Depuis quand le skincare est-il devenu aussi « fishy » ?
On a demandé à des experts pourquoi les ingrédients issus des poissons sont partout.
Qu’il s’agisse de s’injecter du sperme de saumon dans le visage ou de manger des sardines pour afficher une peau ultra glowy, le skincare est clairement en pleine « fishy era ». Mais au‑delà des soins tendance adoubés par les Kardashian et des évidents TikTok rage bait, les dermatologues assurent que les actifs issus des poissons sont bien plus qu’un simple coup marketing tapageur — ce sont des outils efficaces, validés scientifiquement, pour doper les mécanismes régénérants de la peau.
Comme les adeptes de skincare sont obsédées par l’efficacité plus que par le gadget, il est logique qu’un certain scepticisme entoure ces soins marins. Des expressions comme « extrait de caviar » ou « ADN de saumon » peuvent instinctivement faire tiquer, mais les experts de la peau expliquent que la tendance des ingrédients dérivés du poisson traduit en réalité un virage global vers une approche de la peau de l’intérieur vers l’extérieur.
@a.closmain Mon repas skincare préféré. Peau de saumon croustillante. Oméga‑3 pour renforcer la barrière cutanée, protéines pour booster le collagène 🍣 40 min à ~200 °C, sans huile, juste sel et poivre💫 #glowingskin #collagen #salmon #omega3 ♬ som original – 𝚜𝚕𝚘𝚠𝚡🎧
“« Les consommatrices sont de plus en plus méfiantes vis‑à‑vis des listes d’ingrédients qui sonnent trop synthétiques », explique la dermatologue Allison Leer à Hypebae. « Parallèlement, les ingrédients dérivés du poisson sont structurellement proches de certains composés présents dans la peau humaine.
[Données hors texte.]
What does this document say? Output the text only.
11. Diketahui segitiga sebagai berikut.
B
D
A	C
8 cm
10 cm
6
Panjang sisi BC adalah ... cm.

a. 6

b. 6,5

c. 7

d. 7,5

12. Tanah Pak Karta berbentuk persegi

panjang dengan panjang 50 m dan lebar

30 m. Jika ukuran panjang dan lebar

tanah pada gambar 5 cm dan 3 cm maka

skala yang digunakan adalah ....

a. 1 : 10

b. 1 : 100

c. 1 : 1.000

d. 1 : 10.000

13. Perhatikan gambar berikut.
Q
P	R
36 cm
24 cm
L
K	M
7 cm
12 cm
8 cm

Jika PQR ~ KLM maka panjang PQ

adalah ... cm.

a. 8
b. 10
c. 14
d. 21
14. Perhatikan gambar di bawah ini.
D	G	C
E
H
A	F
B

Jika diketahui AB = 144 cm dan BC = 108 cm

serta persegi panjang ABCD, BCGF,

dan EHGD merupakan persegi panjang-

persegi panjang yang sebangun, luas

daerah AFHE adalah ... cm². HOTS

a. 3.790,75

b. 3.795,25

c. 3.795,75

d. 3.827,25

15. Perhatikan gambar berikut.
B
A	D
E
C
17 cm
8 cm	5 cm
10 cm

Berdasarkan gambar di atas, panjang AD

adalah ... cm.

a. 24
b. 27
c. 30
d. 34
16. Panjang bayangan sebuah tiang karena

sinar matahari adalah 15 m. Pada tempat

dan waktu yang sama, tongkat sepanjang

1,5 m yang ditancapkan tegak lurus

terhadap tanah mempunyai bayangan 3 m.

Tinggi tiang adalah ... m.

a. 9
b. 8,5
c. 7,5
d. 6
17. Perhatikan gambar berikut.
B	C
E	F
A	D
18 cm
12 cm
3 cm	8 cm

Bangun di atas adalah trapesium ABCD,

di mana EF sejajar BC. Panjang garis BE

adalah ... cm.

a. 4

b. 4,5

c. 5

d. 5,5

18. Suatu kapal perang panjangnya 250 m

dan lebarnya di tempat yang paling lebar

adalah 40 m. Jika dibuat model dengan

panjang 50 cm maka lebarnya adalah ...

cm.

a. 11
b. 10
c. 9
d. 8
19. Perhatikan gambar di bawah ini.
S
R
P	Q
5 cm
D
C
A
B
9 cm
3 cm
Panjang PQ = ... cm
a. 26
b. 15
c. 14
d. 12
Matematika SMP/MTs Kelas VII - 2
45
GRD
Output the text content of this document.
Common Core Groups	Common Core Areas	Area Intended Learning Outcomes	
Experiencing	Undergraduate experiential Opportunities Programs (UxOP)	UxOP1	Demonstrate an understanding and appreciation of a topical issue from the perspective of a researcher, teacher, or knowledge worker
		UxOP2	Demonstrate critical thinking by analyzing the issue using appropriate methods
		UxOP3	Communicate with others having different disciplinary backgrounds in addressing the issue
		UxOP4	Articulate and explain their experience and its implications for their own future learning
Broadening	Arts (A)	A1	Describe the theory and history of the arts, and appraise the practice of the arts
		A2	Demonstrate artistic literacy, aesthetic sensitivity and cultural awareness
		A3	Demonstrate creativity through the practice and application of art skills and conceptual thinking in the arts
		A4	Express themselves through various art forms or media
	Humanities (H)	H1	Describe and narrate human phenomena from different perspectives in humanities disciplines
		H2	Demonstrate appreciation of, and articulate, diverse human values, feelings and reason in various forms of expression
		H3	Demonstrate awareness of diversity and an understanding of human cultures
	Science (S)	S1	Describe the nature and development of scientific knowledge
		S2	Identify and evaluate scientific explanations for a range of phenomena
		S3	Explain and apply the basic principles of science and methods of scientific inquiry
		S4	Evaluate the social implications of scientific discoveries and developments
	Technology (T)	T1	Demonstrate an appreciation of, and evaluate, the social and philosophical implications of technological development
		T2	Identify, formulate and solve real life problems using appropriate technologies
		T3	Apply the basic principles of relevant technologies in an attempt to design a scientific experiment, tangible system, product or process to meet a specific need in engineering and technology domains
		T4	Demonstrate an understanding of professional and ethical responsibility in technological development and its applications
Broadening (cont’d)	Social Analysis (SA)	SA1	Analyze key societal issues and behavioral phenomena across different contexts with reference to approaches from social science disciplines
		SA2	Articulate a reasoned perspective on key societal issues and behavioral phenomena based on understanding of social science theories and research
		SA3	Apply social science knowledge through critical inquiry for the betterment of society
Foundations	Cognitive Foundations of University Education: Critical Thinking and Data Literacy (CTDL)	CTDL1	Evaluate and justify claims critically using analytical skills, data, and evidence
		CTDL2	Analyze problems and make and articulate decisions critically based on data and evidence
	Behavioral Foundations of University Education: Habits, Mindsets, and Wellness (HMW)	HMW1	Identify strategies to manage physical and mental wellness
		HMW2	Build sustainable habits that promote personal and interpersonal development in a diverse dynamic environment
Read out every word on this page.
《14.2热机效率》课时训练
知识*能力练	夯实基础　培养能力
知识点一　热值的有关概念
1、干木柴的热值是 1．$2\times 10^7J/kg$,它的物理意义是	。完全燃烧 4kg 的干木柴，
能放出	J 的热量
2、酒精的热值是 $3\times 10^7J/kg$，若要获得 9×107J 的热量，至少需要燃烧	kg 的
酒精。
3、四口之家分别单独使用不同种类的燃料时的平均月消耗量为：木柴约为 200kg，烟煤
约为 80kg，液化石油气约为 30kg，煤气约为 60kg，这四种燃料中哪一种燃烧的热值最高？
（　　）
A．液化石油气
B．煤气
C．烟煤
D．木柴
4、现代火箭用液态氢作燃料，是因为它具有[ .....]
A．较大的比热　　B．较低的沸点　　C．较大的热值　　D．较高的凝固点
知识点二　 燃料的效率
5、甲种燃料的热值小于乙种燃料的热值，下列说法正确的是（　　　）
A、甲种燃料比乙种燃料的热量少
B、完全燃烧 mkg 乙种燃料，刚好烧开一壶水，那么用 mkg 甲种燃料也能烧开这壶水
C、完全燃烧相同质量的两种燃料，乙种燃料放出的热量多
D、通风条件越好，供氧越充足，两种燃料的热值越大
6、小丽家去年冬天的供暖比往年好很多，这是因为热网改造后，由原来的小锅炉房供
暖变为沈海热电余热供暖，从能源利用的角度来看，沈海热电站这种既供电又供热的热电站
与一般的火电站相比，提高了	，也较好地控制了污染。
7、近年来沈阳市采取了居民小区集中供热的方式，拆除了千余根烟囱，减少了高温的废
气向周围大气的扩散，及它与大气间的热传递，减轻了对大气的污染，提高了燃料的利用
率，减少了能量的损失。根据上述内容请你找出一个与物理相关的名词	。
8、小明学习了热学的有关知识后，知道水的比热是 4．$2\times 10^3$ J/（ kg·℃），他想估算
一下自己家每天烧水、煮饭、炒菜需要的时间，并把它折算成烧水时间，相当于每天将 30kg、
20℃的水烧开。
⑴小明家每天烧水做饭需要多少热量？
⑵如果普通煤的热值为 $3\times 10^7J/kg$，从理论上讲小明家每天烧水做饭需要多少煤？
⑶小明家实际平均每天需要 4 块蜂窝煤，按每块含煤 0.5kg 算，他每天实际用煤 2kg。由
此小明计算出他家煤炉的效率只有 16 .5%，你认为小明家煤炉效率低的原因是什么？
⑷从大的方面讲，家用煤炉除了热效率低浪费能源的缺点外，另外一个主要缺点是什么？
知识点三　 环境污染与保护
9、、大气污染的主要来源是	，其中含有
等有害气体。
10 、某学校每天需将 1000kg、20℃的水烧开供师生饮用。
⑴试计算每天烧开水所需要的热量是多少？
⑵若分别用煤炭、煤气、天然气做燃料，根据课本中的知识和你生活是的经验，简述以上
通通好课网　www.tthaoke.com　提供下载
C’est essentiel, car lorsqu’un actif de soin ressemble à ce que la peau produit déjà, le potentiel d’interaction réelle augmente considérablement. »
De la même façon, dermatologue diplômée Dr Annette Czernik constate que les ingrédients issus des poissons peuvent stimuler les cellules cutanées d’une manière que d’autres actifs n’atteignent pas, « Le PDRN de saumon, par exemple, agit au niveau cellulaire pour réparer et régénérer les tissus, ce qui est très différent d’un actif comme l’acide hyaluronique, qui se contente surtout d’attirer l’hydratation. » En comblant le fossé entre actifs naturels et résultats cliniques, les ingrédients marins réparent la peau bien au‑delà d’un simple glow en surface.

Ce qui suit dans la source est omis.